Travelling through Iran, the locals would joke about the "fashion police."
Squads of uniformed men hunted out anything deemed immoral - tight clothes, scarves too far back on the head, tattoos. Although the police officers' enforcement of the rules was the brunt of many a comical tale, the dress code was far from funny. It's a constant reminder that the republic only played the charade of a democracy.
Fears of this form of oppression have prompted Quebec's leaders to propose its own form of oppression in the Charter of Quebec Values. In the Parti Québécois's bid to "entrench the religious neutrality of the state and the secular nature of public institutions," it has eaten away at religious practices and beliefs and opted for a uniformed province.
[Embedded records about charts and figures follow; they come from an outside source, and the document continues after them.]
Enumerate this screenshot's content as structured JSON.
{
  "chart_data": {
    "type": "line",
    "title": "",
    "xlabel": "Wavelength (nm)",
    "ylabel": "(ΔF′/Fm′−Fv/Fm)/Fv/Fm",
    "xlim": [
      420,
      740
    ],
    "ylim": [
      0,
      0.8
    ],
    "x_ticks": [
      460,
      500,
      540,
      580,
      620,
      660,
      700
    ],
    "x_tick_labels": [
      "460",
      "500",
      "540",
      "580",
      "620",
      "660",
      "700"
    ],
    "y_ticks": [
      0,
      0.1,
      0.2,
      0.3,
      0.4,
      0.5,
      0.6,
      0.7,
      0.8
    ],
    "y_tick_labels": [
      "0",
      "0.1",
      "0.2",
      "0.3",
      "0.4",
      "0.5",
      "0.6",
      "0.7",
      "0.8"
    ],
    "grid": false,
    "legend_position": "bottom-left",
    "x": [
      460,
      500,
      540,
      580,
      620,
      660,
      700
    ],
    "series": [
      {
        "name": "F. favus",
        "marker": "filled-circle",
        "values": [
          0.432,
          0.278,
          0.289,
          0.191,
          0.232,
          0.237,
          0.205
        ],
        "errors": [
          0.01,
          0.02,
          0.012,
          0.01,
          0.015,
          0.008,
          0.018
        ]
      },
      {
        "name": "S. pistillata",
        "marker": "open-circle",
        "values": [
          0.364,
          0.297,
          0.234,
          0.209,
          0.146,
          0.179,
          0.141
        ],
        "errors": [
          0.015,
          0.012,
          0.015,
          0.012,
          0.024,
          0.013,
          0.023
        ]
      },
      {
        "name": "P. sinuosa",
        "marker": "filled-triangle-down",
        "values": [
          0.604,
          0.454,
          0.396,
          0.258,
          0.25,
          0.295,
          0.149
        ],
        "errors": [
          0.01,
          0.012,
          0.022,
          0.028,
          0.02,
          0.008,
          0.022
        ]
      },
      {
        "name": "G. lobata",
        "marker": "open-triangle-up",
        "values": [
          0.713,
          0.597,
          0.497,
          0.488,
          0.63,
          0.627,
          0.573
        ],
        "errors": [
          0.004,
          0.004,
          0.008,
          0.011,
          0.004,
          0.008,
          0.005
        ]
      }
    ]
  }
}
Quebec Premier Pauline Marois has taken a page out of Iran's moral security plan in introducing the proposed values. The document would bar teachers, civil servants, daycare workers, university staff, health-care personnel and provincial judges from wearing "ostentatious" religious symbols on the job, which on officials' lists includes a hijab, turban, kippa and large visible crucifix. At the same time, it won't remove religious symbols considered "emblematic of Quebec's cultural heritage" from government buildings.
The cheese curds hidden in this bureaucratic poutine are an assault on anyone not seen as Quebecois - i.e. immigrants and non-Catholics. And although I'm not religious, I am fearful of any government that treads on such beliefs and practices. This affects us all.
Where does it stop? Will women be asked to remove Hermes scarves? Will Battlefield Earth T-shirts be seen as promoting L. Ron Hubbard's Scientology? Will necklaces that include feathers be forbidden as they may be interpreted as sacred to the First Nations? Fashion police?
There are so many ugly grey areas with this set of "values" that it's appropriate that the document is packaged in a cover depicting a cold, grey stone wall. This charter rocket launches the government in the opposite direction of reaching a "neutral state," making it one that dictates cultural norms.
Uniformity, Madame Marois, is not a utopian goal. Some folks in the U.S. South aim to achieve it with their Hooded Order. A guy in Germany played his "Aryan" vision out, killing millions. While this doesn't touch those atrocities, the seed behind it is spawned from the same negligent evil.